With the authorization of Accountable Care Organizations (ACOs) in the healthcare reform law (PPACA), there has been a tremendous amount of industry attention on understanding ACOs and the opportunities and challenges they present. With ACOs as such a hot topic and the variety of forms these organizations can take, healthcare investors can examine not only opportunities in ACOs themselves but in healthcare related businesses that will service or be affiliated with ACOs. Understanding the role and possibilities of ACOs is highly valuable in order to assess these opportunities.
PPACA directs the Secretary of Health & Human Services to establish a Shared Savings Program under both Parts A and B of Medicare to improve quality and efficiency of the healthcare delivery system no later than January 1, 2012. ACOs may be created by ACO professionals in group practice arrangements, by networks of individual practices of ACO professionals, by partnerships or joint venture arrangements between hospitals and ACO professionals, by hospitals employing ACO professionals, by such other groups of providers of services and supplies as the Secretary determines is appropriate.
An approved ACO will be assigned Medicare beneficiaries, will participate in the Shared Savings Program and will be eligible to receive additional payments from Medicare when certain performance guidelines are met and cost-savings targets are achieved. The amount of the additional payment will be a percentage of the difference between the estimated per capita Medicare expenditures for patients assigned to the ACO and the cost-savings per capita Medicare expenditures threshold.

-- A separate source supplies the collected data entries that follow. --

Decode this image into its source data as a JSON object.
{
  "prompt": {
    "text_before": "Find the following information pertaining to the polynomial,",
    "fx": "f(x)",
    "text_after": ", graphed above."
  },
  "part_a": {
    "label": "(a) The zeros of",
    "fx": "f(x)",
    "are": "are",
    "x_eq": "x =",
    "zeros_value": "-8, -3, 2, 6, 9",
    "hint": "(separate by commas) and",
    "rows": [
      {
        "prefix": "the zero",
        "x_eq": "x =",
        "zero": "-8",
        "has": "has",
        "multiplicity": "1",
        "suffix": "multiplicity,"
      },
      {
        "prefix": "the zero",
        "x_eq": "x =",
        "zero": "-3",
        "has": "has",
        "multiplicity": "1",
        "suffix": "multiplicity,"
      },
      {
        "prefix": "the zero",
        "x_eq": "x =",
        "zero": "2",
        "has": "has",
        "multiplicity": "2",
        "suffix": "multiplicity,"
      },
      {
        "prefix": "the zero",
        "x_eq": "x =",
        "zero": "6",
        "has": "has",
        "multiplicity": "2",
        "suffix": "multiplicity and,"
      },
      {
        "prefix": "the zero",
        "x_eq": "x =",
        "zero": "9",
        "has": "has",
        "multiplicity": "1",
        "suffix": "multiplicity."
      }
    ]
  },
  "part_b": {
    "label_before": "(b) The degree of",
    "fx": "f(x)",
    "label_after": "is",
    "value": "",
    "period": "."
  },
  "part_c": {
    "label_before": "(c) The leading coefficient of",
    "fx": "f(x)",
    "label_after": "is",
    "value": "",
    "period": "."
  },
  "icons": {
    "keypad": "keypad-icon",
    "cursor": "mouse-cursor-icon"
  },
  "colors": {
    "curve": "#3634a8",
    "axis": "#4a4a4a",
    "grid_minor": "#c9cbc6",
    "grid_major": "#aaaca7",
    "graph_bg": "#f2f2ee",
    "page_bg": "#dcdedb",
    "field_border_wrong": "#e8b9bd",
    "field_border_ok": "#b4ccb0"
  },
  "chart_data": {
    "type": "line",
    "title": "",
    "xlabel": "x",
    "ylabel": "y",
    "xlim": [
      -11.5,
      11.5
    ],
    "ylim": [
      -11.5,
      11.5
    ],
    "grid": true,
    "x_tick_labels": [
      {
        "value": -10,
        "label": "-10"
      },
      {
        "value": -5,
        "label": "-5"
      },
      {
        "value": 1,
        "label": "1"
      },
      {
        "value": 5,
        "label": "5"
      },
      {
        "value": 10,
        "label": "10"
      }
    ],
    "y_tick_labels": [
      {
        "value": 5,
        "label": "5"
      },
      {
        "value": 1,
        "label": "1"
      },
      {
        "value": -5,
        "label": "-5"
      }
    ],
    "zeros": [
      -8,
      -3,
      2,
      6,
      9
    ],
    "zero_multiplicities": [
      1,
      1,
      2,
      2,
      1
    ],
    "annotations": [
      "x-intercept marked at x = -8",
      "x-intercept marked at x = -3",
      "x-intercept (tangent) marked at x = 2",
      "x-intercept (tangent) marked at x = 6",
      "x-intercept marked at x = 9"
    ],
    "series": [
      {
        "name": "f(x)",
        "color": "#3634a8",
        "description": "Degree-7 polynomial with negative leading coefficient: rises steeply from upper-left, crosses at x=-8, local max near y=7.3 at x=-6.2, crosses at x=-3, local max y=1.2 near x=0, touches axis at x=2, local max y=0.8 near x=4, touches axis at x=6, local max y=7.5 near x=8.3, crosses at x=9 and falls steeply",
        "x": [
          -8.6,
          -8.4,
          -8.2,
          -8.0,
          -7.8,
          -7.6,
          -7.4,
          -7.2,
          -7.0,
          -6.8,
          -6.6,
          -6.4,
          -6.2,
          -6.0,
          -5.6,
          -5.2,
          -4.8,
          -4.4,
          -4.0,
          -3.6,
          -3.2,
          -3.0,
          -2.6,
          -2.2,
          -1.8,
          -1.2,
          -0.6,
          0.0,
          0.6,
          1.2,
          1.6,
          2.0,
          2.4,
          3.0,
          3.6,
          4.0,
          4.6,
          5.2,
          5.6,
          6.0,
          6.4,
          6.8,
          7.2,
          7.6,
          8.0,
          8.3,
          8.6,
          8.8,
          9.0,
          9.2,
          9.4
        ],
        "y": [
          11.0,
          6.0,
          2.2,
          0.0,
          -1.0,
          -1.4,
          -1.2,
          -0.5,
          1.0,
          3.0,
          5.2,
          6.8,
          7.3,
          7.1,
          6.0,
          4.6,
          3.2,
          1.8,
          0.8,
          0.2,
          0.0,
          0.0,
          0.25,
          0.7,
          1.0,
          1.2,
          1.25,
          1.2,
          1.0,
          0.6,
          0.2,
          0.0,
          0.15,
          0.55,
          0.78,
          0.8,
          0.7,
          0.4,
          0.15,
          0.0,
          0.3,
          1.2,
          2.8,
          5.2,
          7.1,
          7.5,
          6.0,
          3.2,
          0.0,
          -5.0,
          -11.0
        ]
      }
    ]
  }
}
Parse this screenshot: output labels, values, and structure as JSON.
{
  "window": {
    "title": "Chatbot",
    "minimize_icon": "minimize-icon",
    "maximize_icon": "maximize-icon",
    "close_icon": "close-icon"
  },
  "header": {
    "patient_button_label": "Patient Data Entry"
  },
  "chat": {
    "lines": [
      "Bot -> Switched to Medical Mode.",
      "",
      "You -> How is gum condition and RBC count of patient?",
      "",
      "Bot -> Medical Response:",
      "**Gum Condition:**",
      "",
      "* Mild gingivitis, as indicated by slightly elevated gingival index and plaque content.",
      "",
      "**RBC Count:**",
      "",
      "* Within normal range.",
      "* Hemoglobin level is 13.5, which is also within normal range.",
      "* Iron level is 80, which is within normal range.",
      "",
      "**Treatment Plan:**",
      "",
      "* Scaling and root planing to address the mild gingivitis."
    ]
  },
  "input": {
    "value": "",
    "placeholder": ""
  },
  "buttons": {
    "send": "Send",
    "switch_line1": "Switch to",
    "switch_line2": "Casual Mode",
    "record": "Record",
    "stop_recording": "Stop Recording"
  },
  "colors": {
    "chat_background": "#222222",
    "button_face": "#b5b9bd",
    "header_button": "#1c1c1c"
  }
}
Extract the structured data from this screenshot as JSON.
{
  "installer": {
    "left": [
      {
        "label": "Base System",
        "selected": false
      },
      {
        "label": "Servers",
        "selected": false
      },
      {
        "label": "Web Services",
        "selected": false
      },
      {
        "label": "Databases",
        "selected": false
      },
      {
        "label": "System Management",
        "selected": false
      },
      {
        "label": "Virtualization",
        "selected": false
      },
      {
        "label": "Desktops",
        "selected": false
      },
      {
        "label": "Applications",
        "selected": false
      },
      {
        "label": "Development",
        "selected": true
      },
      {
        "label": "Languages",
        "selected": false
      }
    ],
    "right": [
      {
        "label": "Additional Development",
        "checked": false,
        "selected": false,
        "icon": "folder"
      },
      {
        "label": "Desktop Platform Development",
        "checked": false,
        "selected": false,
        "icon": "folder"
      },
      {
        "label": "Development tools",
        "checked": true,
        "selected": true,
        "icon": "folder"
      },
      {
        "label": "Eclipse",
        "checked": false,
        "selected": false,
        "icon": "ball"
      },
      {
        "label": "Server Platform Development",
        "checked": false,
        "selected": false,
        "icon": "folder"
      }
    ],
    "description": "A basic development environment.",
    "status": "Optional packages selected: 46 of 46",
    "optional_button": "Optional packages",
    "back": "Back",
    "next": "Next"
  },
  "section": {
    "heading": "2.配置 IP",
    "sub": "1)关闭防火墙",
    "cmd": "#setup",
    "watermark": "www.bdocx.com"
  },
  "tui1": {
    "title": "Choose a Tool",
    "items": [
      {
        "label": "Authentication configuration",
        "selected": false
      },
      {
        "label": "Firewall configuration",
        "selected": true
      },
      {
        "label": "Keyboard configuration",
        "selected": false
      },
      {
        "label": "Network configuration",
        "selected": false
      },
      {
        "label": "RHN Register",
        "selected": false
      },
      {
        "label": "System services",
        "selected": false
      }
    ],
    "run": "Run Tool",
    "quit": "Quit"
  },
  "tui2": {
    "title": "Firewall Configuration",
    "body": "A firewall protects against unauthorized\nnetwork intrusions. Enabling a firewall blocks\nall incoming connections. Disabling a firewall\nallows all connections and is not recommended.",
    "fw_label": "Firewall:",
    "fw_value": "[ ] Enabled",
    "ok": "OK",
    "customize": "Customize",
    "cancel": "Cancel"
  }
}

While ACOs are often heralded as the solution to the current ailing model of healthcare delivery for Medicare, including the need for enhanced quality, improved outcomes, better coordination of care, and greater cost-savings, there are many misconceptions about the Shared Savings Program and a seemingly unending list of questions about what form ACOs will take under the final regulations. CMS is tasked with fleshing out the details of how the organizations will work and be reimbursed. Right now, CMS has issued very little guidance on its vision of ACOs and the Shared Savings Program, but CMS has issued a brief Preliminary Questions & Answers piece on its website. A recent article by our McGuireWoods colleague Tom Stallings and Brent Rawlings addresses some of the common misconceptions about ACOs and the Shared Savings Program. Additionally, our colleagues Scott Becker and Helen Suh discuss nine observations in their recent article about ACOs, including movements by commercial payors toward this model.
In future posts we will focus on the businesses that we envision will emerge or evolve to service these ACOs and those potential investment opportunities.